ETHICS & ANTI CORRUPTION COMMISSION...................................5TH INTERESTED PARTY

RULING

THE PETITION

1 The Petition herein was filed on 23/10/2020. It is supported by the affidavit of Kevin Dzumo, Director of Legal Services Kwale County as well as the grounds on the face of the petition. The subject of the petition is  a site measuring approximately 10 hectares situated in Tiwi area within Kwale County (Kaya Tiwi Forest).
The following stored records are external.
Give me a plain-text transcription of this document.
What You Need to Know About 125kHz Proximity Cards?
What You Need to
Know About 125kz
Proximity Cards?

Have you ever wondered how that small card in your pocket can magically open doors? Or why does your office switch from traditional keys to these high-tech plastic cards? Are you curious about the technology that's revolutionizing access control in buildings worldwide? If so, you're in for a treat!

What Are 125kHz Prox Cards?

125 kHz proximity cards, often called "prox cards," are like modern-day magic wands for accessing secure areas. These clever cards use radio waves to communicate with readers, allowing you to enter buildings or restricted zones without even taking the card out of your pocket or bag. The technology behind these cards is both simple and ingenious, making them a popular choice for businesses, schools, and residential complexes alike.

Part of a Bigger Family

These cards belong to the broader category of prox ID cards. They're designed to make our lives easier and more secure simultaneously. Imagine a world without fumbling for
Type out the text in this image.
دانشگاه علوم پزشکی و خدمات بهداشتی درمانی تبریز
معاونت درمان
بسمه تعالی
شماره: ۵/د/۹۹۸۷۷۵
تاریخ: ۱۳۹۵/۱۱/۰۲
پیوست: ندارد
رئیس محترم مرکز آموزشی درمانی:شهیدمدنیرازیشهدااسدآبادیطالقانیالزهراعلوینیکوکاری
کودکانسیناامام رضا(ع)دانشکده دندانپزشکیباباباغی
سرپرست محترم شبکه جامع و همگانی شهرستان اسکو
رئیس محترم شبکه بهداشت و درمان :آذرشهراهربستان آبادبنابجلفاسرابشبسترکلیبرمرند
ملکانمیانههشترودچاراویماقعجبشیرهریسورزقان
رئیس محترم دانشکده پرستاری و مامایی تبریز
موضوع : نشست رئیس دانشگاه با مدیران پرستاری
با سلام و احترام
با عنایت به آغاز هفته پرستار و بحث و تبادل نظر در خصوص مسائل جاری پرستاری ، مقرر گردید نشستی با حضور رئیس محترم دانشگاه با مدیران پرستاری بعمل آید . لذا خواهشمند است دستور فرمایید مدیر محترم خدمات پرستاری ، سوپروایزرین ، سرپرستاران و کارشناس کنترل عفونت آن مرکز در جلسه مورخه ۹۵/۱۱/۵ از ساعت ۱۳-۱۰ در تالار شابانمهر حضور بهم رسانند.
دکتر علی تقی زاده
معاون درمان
2 The Petitioners case is that, the subject parcel is the ancestral home of the Digo subtribe of the Mijikenda. That to the Digo it is sacred and for over 300 years has been the abode of their ancestors and a repository of their spiritual beliefs. It is averred that each of the Mijikenda sub tribes has a sacred forest used for prayers (Kaya) and the same have been recognised as UNESCO World Heritage Sites.

3 It is contended that at the instance of the  Digo community the site was recognised as a national monument vide Gazette Notice No. 200 of 17/1/1992 Vol XCIV-No. 3, and a boundary was set upon the said 10 hectares, was also a  riparian area. The area due to interests to grab the land was maliciously degazetted vide Gazette Notice No. 1552 of 1998. Following public outcry, the same was revoked vide Gazette Notice No 1759 of 1998. Consequently the status quo returned to the initial gazette notice. That for over the 300 years there has not been any interference with the usage and character of the suit property  until recently when the Respondents commenced illegal activities on the suit property.

4 It is further stated that sometime in July 2020 the 1st and 2nd Respondents laid claim on the land purporting ownership over plot No’s14885/2,14885/3,14885/4,14885/5,14885/6,14885/7,and 14885/8 within the Kaya Tiwi Forest. They proceeded to cut down indigenous trees, chased indigenous fauna, commenced construction of a wall, destroying the biodiversity and threatened cultural and spiritual integrity thereof. The Respondents presented to the County Government of Kwale application to construct a wall over the suit property. The Council demanded for documentation to support the application. Following due diligence, it emerged that the subject plots were within the Kaya Tiwi Forest.  As a result of the occupation and alleged destruction tension and an impending conflict between the community and the 1st ,2nd and 3rd Respondents ensued.

5 It was deposed that taking advantage of the above tension some individuals illegally and or irregularly allocated to themselves the entire Kaya Tiwi. They subdivided it into LRNo 12962,12963&12964and their descendant and procured titles.

6 The Petitioners/Applicants seek reliefs under articles 2,3,10,11,19,10,22,42,44,258,63,67910 of the Constitution of Kenya 2010 as hereunder; -

a) A declaration that LR No 12962,12963&12964 and their descendants fall within the Kaya Tiwi forest a gazetted monument under gazette notice 200 of 17th January 1992.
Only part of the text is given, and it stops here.